“Chi non pronuncia mai la parola antifascismo non solo non riconosce le radici della Repubblica, ma rischia di umiliarne la memoria”. Così il Pd ha cercato di spiegare perché il suo gruppo non poteva votare la mozione della maggioranza sul 25 Aprile. Una mozione in cui, secondo la sinistra, la “radice antifascista” non c’è. Una mistificazione in piena regola, tipica di chi si sente da sempre il diritto di impartire lezioni di democrazia dall’alto di una superiorità morale smentita dalla storia e ricorre a ovvietà intervallate però da vistosi omissis. È infatti un’ovvietà dire – come ha fatto il senatore Boccia – che “possiamo festeggiare il Primo maggio e il 2 giugno perché c’è stato il 25 aprile 1945”. Ma perché ha dimenticato di aggiungere che se il 18 aprile del ‘48 gli elettori italiani non avessero sconfitto il Fronte popolare, ancorando l’Italia alle democrazie occidentali, la libertà non ci sarebbe stata e saremmo precipitati in un’altra dittatura, anche se di segno opposto al fascismo?

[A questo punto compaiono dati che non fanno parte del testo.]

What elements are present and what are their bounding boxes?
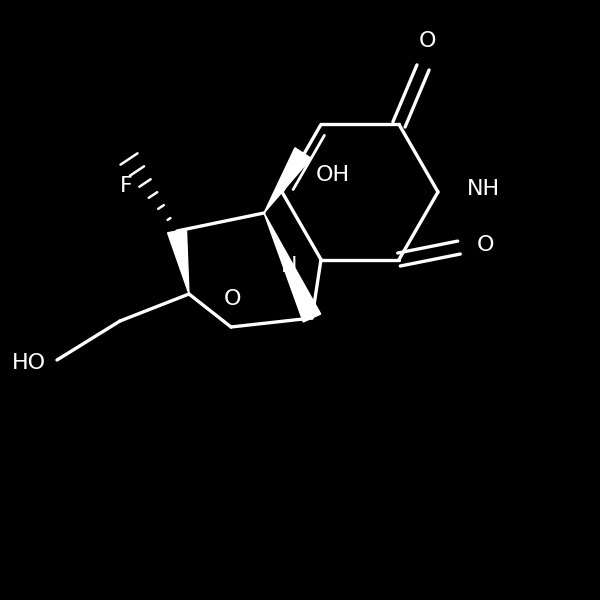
Text: F: F [119,176,133,196]
Polygon shape [264,148,311,213]
Text: NH: NH [467,179,500,199]
Text: O: O [477,235,494,254]
Text: O: O [223,289,241,309]
Text: HO: HO [12,353,46,373]
Text: O: O [419,31,437,50]
Polygon shape [167,229,189,294]
Text: N: N [280,256,297,275]
Polygon shape [264,213,321,322]
Text: OH: OH [316,165,350,185]
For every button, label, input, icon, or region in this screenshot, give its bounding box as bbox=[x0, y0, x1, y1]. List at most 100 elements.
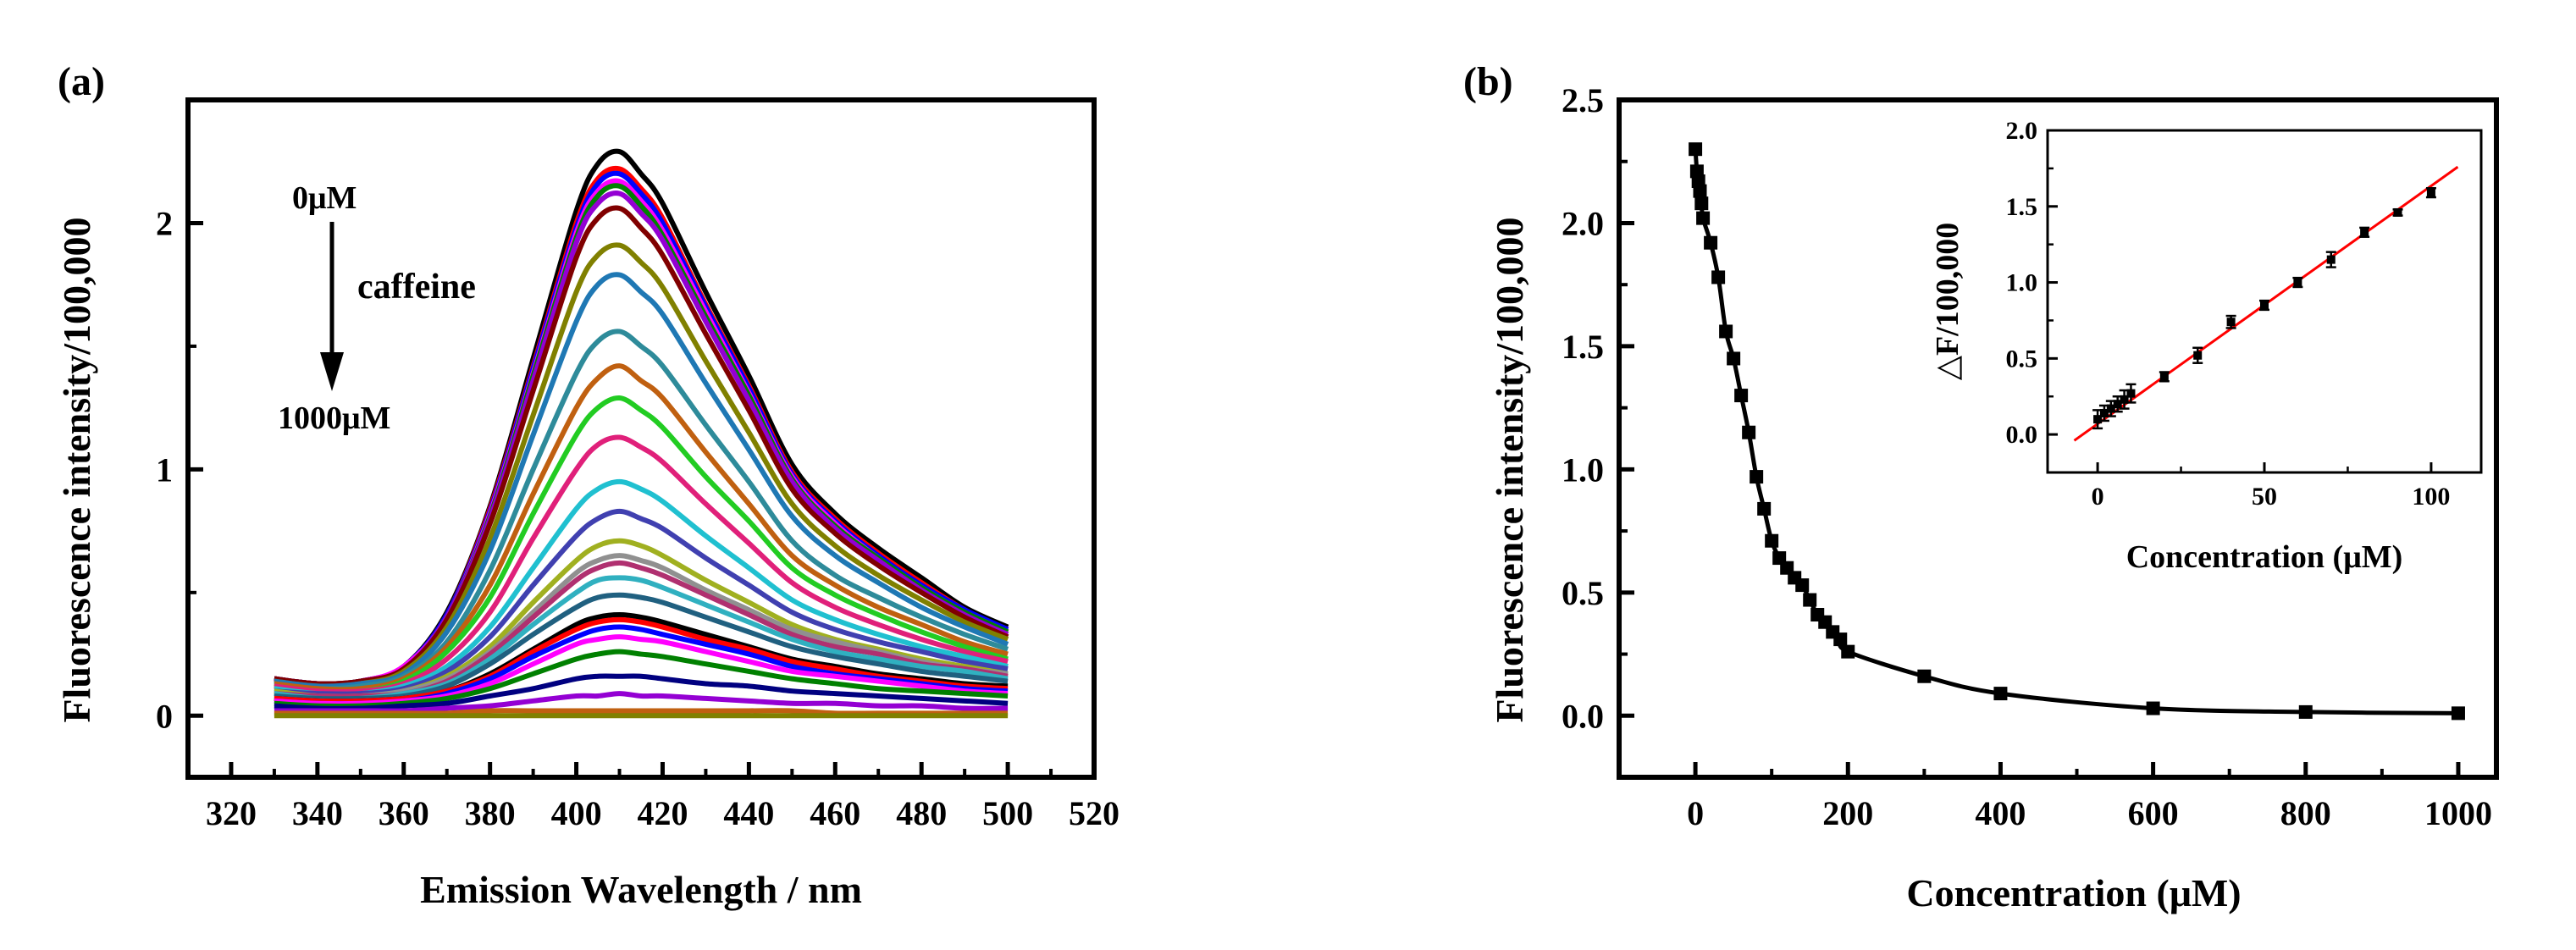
spectrum-line-8 bbox=[274, 272, 1009, 689]
quenching-point-7 bbox=[1711, 270, 1726, 284]
spectrum-line-6 bbox=[274, 205, 1009, 687]
plot-frame-a bbox=[185, 97, 1097, 780]
inset-x-axis-label: Concentration (μM) bbox=[2126, 539, 2403, 575]
quenching-point-9 bbox=[1727, 351, 1741, 366]
quenching-point-24 bbox=[1841, 644, 1855, 659]
quenching-point-29 bbox=[2451, 706, 2465, 721]
spectrum-line-14 bbox=[274, 508, 1009, 697]
quenching-point-11 bbox=[1742, 425, 1756, 439]
inset-y-tick-label-3: 1.5 bbox=[2006, 193, 2038, 221]
inset-point-3 bbox=[2113, 400, 2122, 409]
y-tick-label-b-4: 2.0 bbox=[1562, 204, 1604, 242]
inset-x-tick-label-2: 100 bbox=[2412, 483, 2450, 511]
quenching-point-10 bbox=[1734, 389, 1749, 403]
x-axis-label-b: Concentration (μM) bbox=[1906, 871, 2241, 914]
spectrum-line-26 bbox=[274, 691, 1009, 714]
y-tick-label-b-5: 2.5 bbox=[1562, 81, 1604, 119]
x-tick-label-b-1: 200 bbox=[1822, 794, 1873, 832]
quenching-point-8 bbox=[1719, 324, 1733, 339]
spectrum-line-27 bbox=[274, 708, 1009, 716]
plot-frame-b bbox=[1617, 97, 2499, 780]
panel-a-label: (a) bbox=[58, 59, 105, 104]
x-tick-label-a-5: 420 bbox=[637, 794, 688, 832]
inset-y-tick-label-0: 0.0 bbox=[2006, 421, 2038, 449]
inset-point-12 bbox=[2360, 228, 2369, 237]
x-tick-label-a-9: 500 bbox=[982, 794, 1033, 832]
x-tick-label-b-2: 400 bbox=[1975, 794, 2026, 832]
spectrum-line-19 bbox=[274, 592, 1009, 702]
quenching-point-27 bbox=[2146, 701, 2160, 715]
x-tick-label-a-4: 400 bbox=[551, 794, 602, 832]
quenching-point-23 bbox=[1833, 632, 1848, 647]
inset-x-tick-label-0: 0 bbox=[2092, 483, 2104, 511]
x-tick-label-a-3: 380 bbox=[465, 794, 516, 832]
quenching-point-28 bbox=[2298, 704, 2313, 719]
spectrum-line-12 bbox=[274, 434, 1009, 695]
panel-b: (b) 0 200 400 600 800 10000.00.51.01.52.02.5 … bbox=[1463, 59, 2499, 914]
inset-point-4 bbox=[2120, 395, 2129, 404]
x-tick-label-b-3: 600 bbox=[2128, 794, 2179, 832]
y-tick-label-b-1: 0.5 bbox=[1562, 574, 1604, 612]
spectrum-line-24 bbox=[274, 649, 1009, 709]
quenching-point-12 bbox=[1750, 470, 1764, 484]
inset-point-14 bbox=[2426, 188, 2435, 197]
quenching-point-19 bbox=[1803, 593, 1817, 607]
y-axis-label-b: Fluorescence intensity/100,000 bbox=[1488, 217, 1531, 722]
quenching-point-6 bbox=[1704, 235, 1718, 250]
axes-a: 320 340 360 380 400 420 440 460 480 500 520 0 1 2 bbox=[156, 204, 1119, 832]
annotation-1000um: 1000μM bbox=[278, 400, 390, 436]
y-tick-label-a-0: 0 bbox=[156, 697, 173, 735]
x-axis-label-a: Emission Wavelength / nm bbox=[420, 868, 862, 911]
y-axis-label-a: Fluorescence intensity/100,000 bbox=[55, 217, 98, 722]
inset-y-axis-label: △F/100,000 bbox=[1930, 223, 1965, 381]
x-tick-label-a-1: 340 bbox=[292, 794, 343, 832]
inset-point-2 bbox=[2106, 404, 2115, 413]
annotation-0um: 0μM bbox=[292, 180, 357, 216]
inset-y-tick-label-4: 2.0 bbox=[2006, 117, 2038, 145]
x-tick-label-a-8: 480 bbox=[896, 794, 947, 832]
inset-point-9 bbox=[2260, 301, 2269, 310]
panel-a: (a) 320 340 360 380 400 420 440 460 480 500 520 0 1 2… bbox=[55, 59, 1119, 911]
inset-point-0 bbox=[2093, 415, 2103, 424]
x-tick-label-a-6: 440 bbox=[723, 794, 774, 832]
quenching-point-14 bbox=[1765, 533, 1779, 548]
decrease-arrow-head bbox=[320, 352, 344, 391]
inset-y-tick-label-2: 1.0 bbox=[2006, 269, 2038, 297]
inset-x-tick-label-1: 50 bbox=[2252, 483, 2277, 511]
spectrum-line-5 bbox=[274, 191, 1009, 687]
y-tick-label-b-3: 1.5 bbox=[1562, 328, 1604, 366]
quenching-curve bbox=[1689, 142, 2465, 721]
inset-point-7 bbox=[2193, 351, 2203, 360]
quenching-point-26 bbox=[1993, 687, 2008, 701]
spectrum-line-13 bbox=[274, 478, 1009, 697]
spectra-curves bbox=[274, 148, 1009, 719]
quenching-point-3 bbox=[1693, 184, 1707, 198]
quenching-point-13 bbox=[1757, 501, 1772, 516]
inset-y-tick-label-1: 0.5 bbox=[2006, 345, 2038, 373]
quenching-point-18 bbox=[1795, 578, 1810, 593]
inset-axes: 0 50 100 0.0 0.5 1.0 1.5 2.0 bbox=[2006, 117, 2451, 511]
quenching-point-4 bbox=[1694, 196, 1709, 211]
x-tick-label-a-10: 520 bbox=[1069, 794, 1119, 832]
spectrum-line-9 bbox=[274, 329, 1009, 692]
inset-point-5 bbox=[2126, 389, 2136, 398]
x-tick-label-b-4: 800 bbox=[2280, 794, 2331, 832]
y-tick-label-a-1: 1 bbox=[156, 450, 173, 489]
inset-point-13 bbox=[2393, 207, 2402, 217]
quenching-point-5 bbox=[1696, 211, 1711, 225]
y-tick-label-b-0: 0.0 bbox=[1562, 697, 1604, 735]
inset-point-1 bbox=[2099, 408, 2109, 417]
annotation-caffeine: caffeine bbox=[357, 268, 476, 307]
inset-content bbox=[2073, 165, 2459, 442]
x-tick-label-b-5: 1000 bbox=[2424, 794, 2492, 832]
x-tick-label-b-0: 0 bbox=[1687, 794, 1704, 832]
inset-point-11 bbox=[2326, 255, 2336, 264]
y-tick-label-b-2: 1.0 bbox=[1562, 450, 1604, 489]
x-tick-label-a-0: 320 bbox=[206, 794, 257, 832]
x-tick-label-a-7: 460 bbox=[810, 794, 860, 832]
spectrum-line-25 bbox=[274, 673, 1009, 711]
quenching-point-0 bbox=[1689, 142, 1703, 157]
spectrum-line-11 bbox=[274, 395, 1009, 695]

La realtà è che il Pd non ha voluto un voto unanime per tenersi le mani libere alle manifestazioni del 25 Aprile e di utilizzare ancora una volta quella data per la sua propaganda politica. Del resto, basta leggere riga per riga la mozione del centrodestra per comprendere la strumentalità di certi distinguo, visto che in quel testo non c’è alcuna ambiguità: si richiama infatti la risoluzione del Parlamento europeo del 19 settembre 2019 sull’importanza della memoria per il futuro dell’Europa, e in particolare la posizione unanime in essa espressa “contro ogni potere totalitario, a prescindere da qualunque ideologia, e segnatamente contro il nazismo, il fascismo, il comunismo…”. Dunque, la condanna “contro il fascismo” c’è, netta e inequivocabile, ma il Pd obietta che manca il termine “antifascismo”, anche se quella parola non è mai citata nella Costituzione: eppure allora la sinistra non esitò ad approvarla, in nome della pacificazione nazionale, perché nella Carta fondativa della Repubblica ci sono i valori dell’antifascismo in positivo, con una declinazione della libertà e dell’eguaglianza nella loro piena accezione.
Il problema dunque, è un altro: il Pd non accetta ancora l’equiparazione tra antifascismo e anticomunismo, conservando nella propria memoria storica lo strabismo ideologico secondo cui il comunismo non fu un male assoluto al pari degli altri totalitarismi che segnarono nel sangue il Novecento. La mozione della maggioranza si è permessa di ristabilire questa innegabile verità storica, auspicando che gli anniversari delle date cruciali della Repubblica “si svolgano senza trarne occasione per attacchi ad avversari che pure si riconoscono nei principi, nei valori e nel dettato costituzionale, affinché tali eventi rappresentino momenti di effettiva condivisione e partecipazione di tutte le componenti politiche e culturali che si riconoscono nei valori della libertà e della democrazia, e rafforzino i sentimenti di unità nazionale, di inclusione, di perseguimento del bene comune e, ove necessario, di riconciliazione”.
Una riconciliazione che in tutta evidenza non serve al Pd, tuttora ancorato a una strana concezione della democrazia, che viene ritenuta tale solo quando il potere lo ha la sinistra. Così il governo Meloni è un incidente della storia contro cui tutto diventa lecito. Alla faccia delle anime belle della memoria condivisa.